Magoon’s interest in the Panthers grew out of her love of history and the civil rights movement and culminated in “Revolution in Our Time,” published in November. 

“Even if you don’t agree with the choices the Panthers made,” she said, “I think there’s value in discussing and understanding why they made the choices they did … I think that when we’re scared to talk about certain things with our kids, we just have to be really patient with ourselves and with them to try to grapple with what’s challenging about our history. We can’t shy away from the complexities of our history, because if we don’t let kids experience complexity when they’re young, how will they be prepared to grapple with the complexities of being an adult?”

“I understand why parents want to protect their children, but I don’t understand why books are so scary to people. Why ideas are so scary to people,” Magoon said. “Certainly, books and ideas can be transformative, but there’s good in that. There’s power in that. And you know, I think we want our kids to know as much about the world as possible. It’s hard for me to understand wanting your child to know as little about the world as possible. That doesn’t make sense in my mind. I don’t think it keeps them safe.”

Social justice and black and brown characters are central to all of Magoon’s books; however, not all of her books are as intense as “The Rock and the River” or “Revolution in Our Time.” 

Neither scary, nor politically heavy, “Shadows of Sherwood” (Bloomsbury Publishing, 2016), the first of three books in the Robyn Hoodlum Adventure Series, provides an exciting read for the middle schoolers toward whom the book is geared.

A modern-day take on the Robin Hood myth featuring a biracial 12-year-old heroine, the story includes social and economic disparities, but Magoon presents them in a slightly futuristic dystopian society. 

More Books in the Works

The day I interviewed Magoon, she told me she had finished another novel over the weekend. She said that she currently has 11 more books in various stages of development. They include a couple of picture books and a graphic novel series about two middle-grade superheroes that she is co-authoring with native writer and fellow VCFA faculty member, Cynthia Leitich Smith. 

While the pandemic has limited Magoon to mostly Zoom events, in normal times she regularly speaks at conferences, attends bookstore events, and makes school visits.

For Magoon, writing is central to her sense of identity and her desire to make a difference in the world.

“I’ve always wanted to feel like my voice matters in the world and my work matters in the world and that I’m doing something to make it a better place,” she said. 

“There are people who march, there are people who protest. There are people who found nonprofit organizations and there are people who work for existing nonprofit organizations,” she said. “There are people who run for office.
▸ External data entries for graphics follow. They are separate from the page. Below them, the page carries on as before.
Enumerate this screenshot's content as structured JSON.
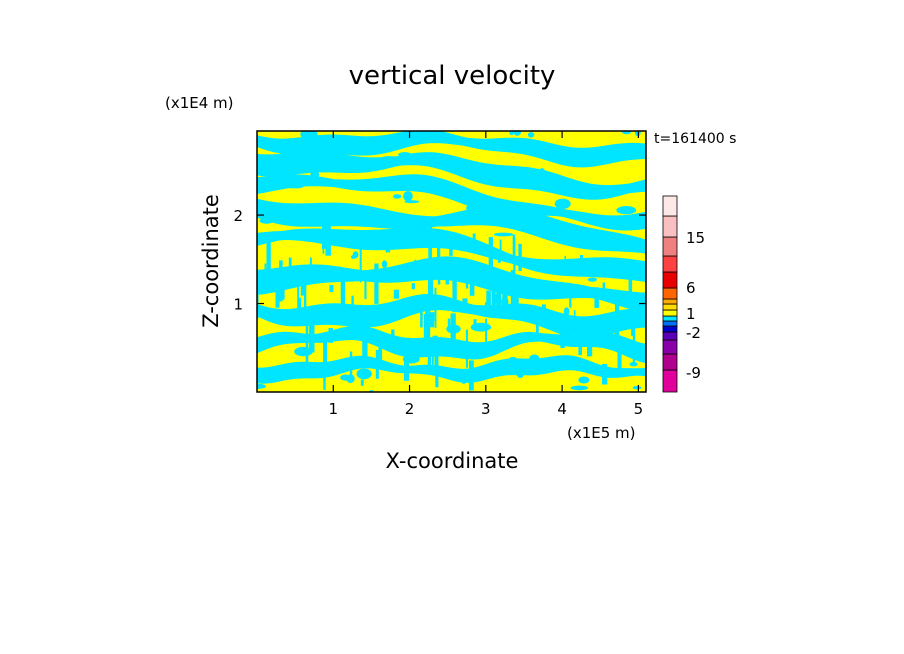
{
  "chart_data": {
    "type": "heatmap",
    "title": "vertical velocity",
    "xlabel": "X-coordinate",
    "ylabel": "Z-coordinate",
    "x_unit": "(x1E5 m)",
    "y_unit": "(x1E4 m)",
    "time_label": "t=161400 s",
    "xlim": [
      0,
      5.1
    ],
    "ylim": [
      0,
      2.95
    ],
    "x_ticks": [
      1,
      2,
      3,
      4,
      5
    ],
    "y_ticks": [
      1,
      2
    ],
    "grid": false,
    "colors": {
      "positive": "#ffff00",
      "negative": "#00e5ff",
      "frame": "#000000"
    },
    "colorbar": {
      "levels_bottom_to_top": [
        {
          "color": "#e0009c"
        },
        {
          "color": "#b0008e"
        },
        {
          "color": "#8a00a8"
        },
        {
          "color": "#5c00b8"
        },
        {
          "color": "#0000cc"
        },
        {
          "color": "#0070ff"
        },
        {
          "color": "#00e5ff"
        },
        {
          "color": "#ffff00"
        },
        {
          "color": "#ffdd00"
        },
        {
          "color": "#ffaa00"
        },
        {
          "color": "#ff6600"
        },
        {
          "color": "#e80000"
        },
        {
          "color": "#ff4040"
        },
        {
          "color": "#f08080"
        },
        {
          "color": "#f8c0c0"
        },
        {
          "color": "#fde8e8"
        }
      ],
      "tick_labels": [
        "15",
        "6",
        "1",
        "-2",
        "-9"
      ]
    }
  }
}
There are lots of different ways to be someone who tries to make a difference in the world.”

“None of those things quite fit, but I’m really good at storytelling. I’m really good at using language to make a point or an argument or express something,” she said. “So, I have found ways to use that skill set to advance things I care about in the world, which have a lot to do with social justice and civil rights.”

To Magoon, everyone can find a way they can meaningfully contribute to a better world.

“As individuals, we underestimate our ability to do a lot of things because we think, ‘I can’t complete that,’ or ‘I can’t complete that huge task,’” she said. “You do a little bit. You show up the next day. You do a little bit. … Everything is incremental. … It does add up, and to me that’s really important. … You just gotta keep plugging away and not give up.”